The media considers that these are elaborate evidence and “unfounded” claims and associates them with a report they recently published about possible war crimes committed by Israeli forces during the ongoing war in Gaza. For Israel, however, the aforementioned documentation is “unequivocal proof” that the journalists are “military agents of terrorist organizations,” including telephone lists, training courses or what, the statement adds, would be receipts for having received salaries. . The documentation is also attached, in addition to personal data, date of entry into the organization, number in the military organization or battalion in which they were assigned. In this way, adds the text published by the army, the link between Al Jazeera and Hamas would be demonstrated.
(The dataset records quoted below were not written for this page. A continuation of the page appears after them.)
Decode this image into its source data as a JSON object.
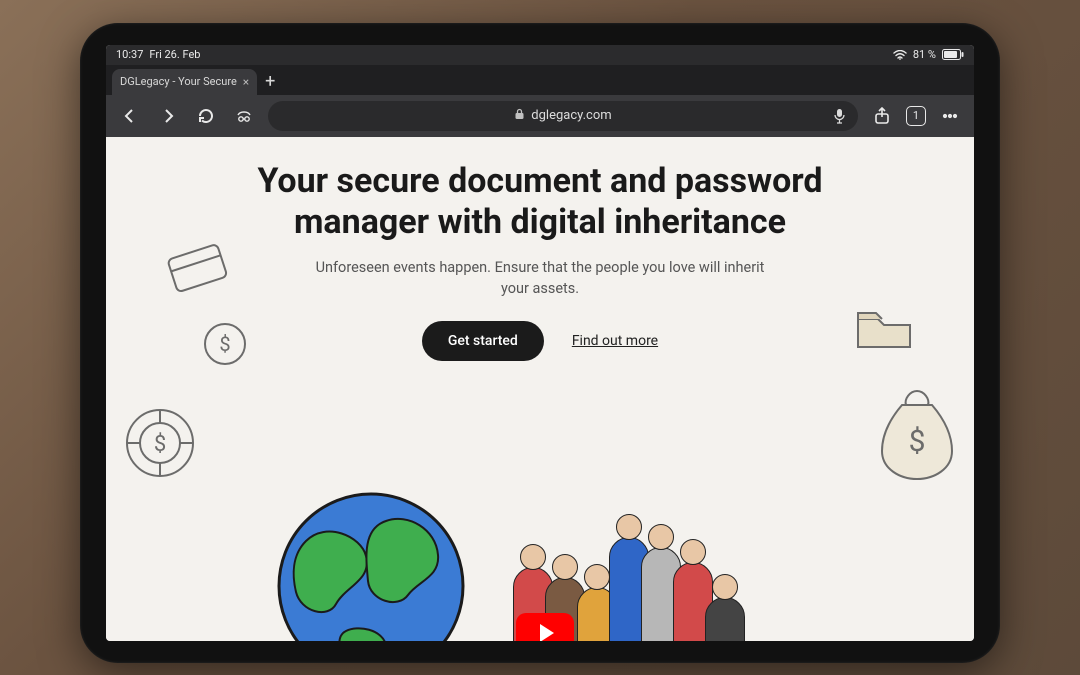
{
  "statusbar": {
    "time": "10:37",
    "date": "Fri 26. Feb",
    "battery_text": "81 %"
  },
  "browser": {
    "tab_title": "DGLegacy - Your Secure",
    "url_display": "dglegacy.com",
    "tab_count": "1"
  },
  "page": {
    "hero_title": "Your secure document and password manager with digital inheritance",
    "hero_subtitle": "Unforeseen events happen. Ensure that the people you love will inherit your assets.",
    "cta_primary": "Get started",
    "cta_secondary": "Find out more"
  },
  "icons": {
    "close": "×",
    "plus": "+",
    "lock": "🔒"
  }
}
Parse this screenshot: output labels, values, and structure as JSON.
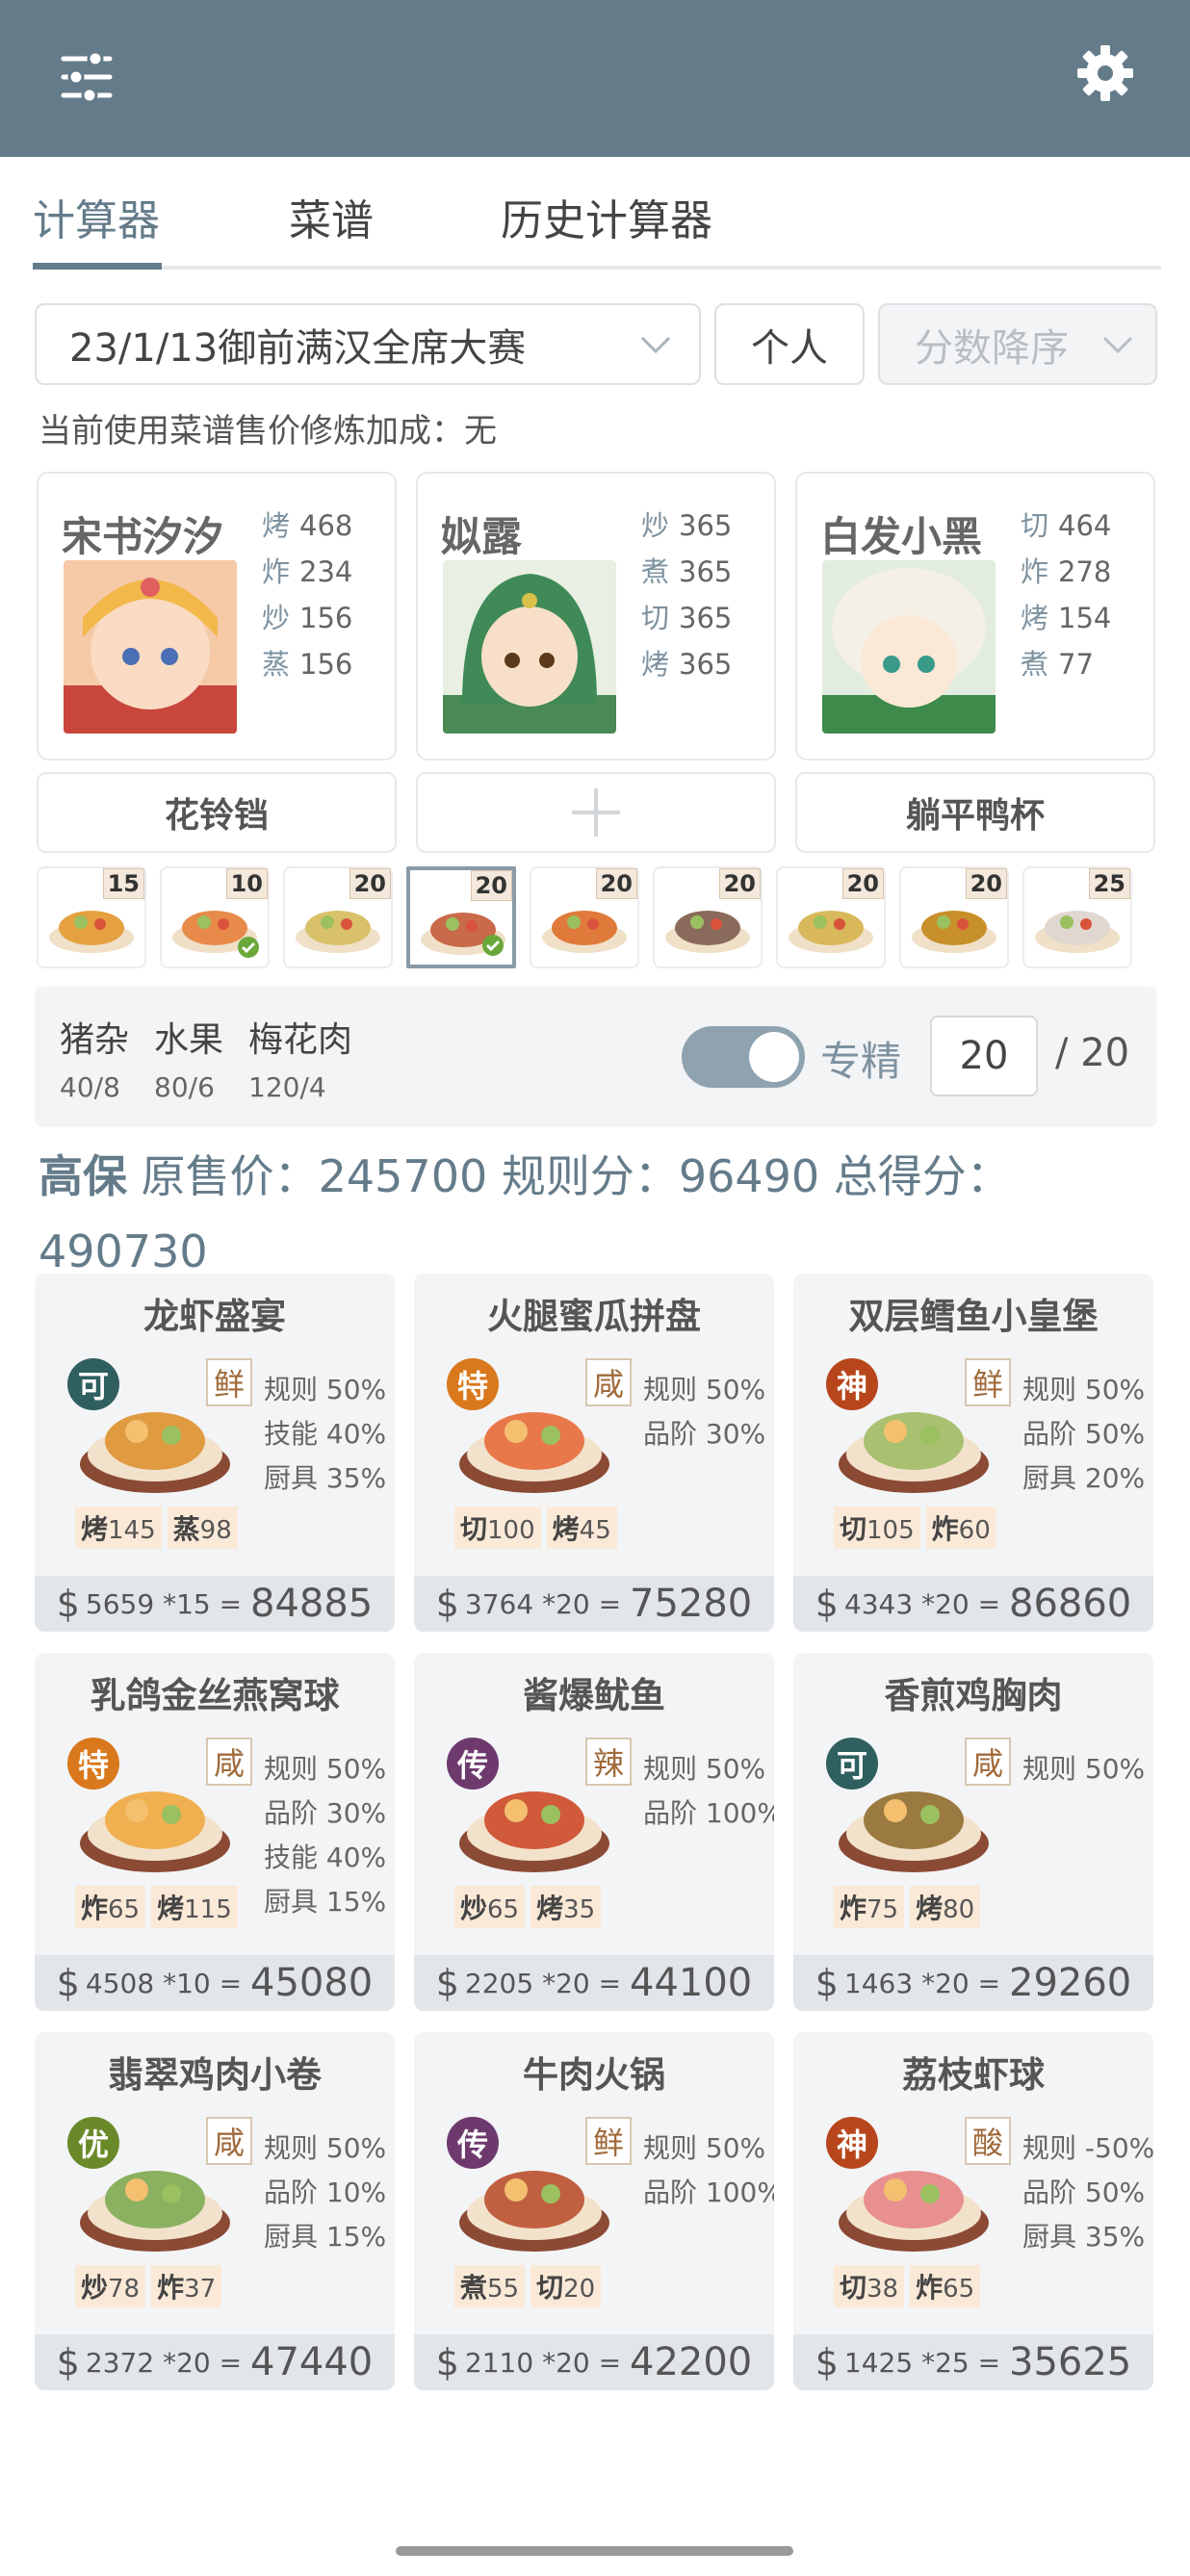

CPJ has reported that it is aware of the allegations by the Israeli military after they previously “repeatedly spread similar unsubstantiated claims without presenting credible evidence,” according to a statement. After killing Al Jazeera correspondent Ismail Al Ghoul in July, the Israeli army presented a document with which it wanted to show the deceased, born in 1997, as a member of the military branch of Hamas in 2007, when he was 10 years old, CPJ adds .
In the first weeks of the war, accusations were already made against reporters from different media, some international, of having participated in the massacre by Hamas of some 1,200 people in Israeli territory. Among them were collaborators of the newspaper The New York Times,CNN or the Reuters and Associated Press agencies. They all rejected these accusations against four photographers freelance in Gaza, who even said that they knew in advance that the Islamist movement was going to carry out that attack.
“It is reckless to make allegations like this, endangering our journalists on the ground in Israel and Gaza” and undermining work that serves the public interest, he defended. The New York Timesin a statement. The accusations had initially been made by the pro-Israel website Honest Reportingwhich did not provide evidence, but whose trail was followed by different authorities in the country.
Takeover of the Ramallah offices
Al Jazeera last month considered the assault by Israeli troops on its offices in Ramallah as a “criminal act.” A group of armed and hooded soldiers took over the facilities on September 22. The broadcast was at that time live on its Arabic channel, followed by millions of people around the world. The image remained while the uniformed officers issued the 45-day closure order. Meanwhile, the head of the office, Walid Al-Omari, read the document to all the viewers surrounded by soldiers and several fellow cameramen. That irruption was preceded by the closure in May of the channel’s headquarters in East Jerusalem and the ban on broadcasting in Israel.
Qatari network reporters have suffered Israeli attacks in Gaza since the start of the war. A symbol of this harassment is the Palestinian journalist Wael Dahdouh, head of Al Jazeera in the Strip, who a few days after the fighting broke out lost his wife, two children, a grandson and other relatives in a bombing. Two months later, Dahdouh himself was wounded in an Israeli attack that killed his cameraman, Samer Abu Daqqa. Last January, his eldest son, Hamza, died when his car was targeted by a bombing.
Cameraman Fadi al Wahid remains in a hospital bed in northern Gaza in very serious condition after being shot in the neck. He accompanied Anas Al Sharif, one of the now accused, when they were attacked along with other informants on October 9. His companions, targeted like him on several occasions by Israeli attacks, still demand that he be evacuated so that he can receive care outside the Strip.
On May 11, 2022, the murder of the reporter for this same network Shireen Abu Akleh, of Palestinian and American nationality, by a shot to the neck by an Israeli soldier in Jenin (West Bank) caused great commotion.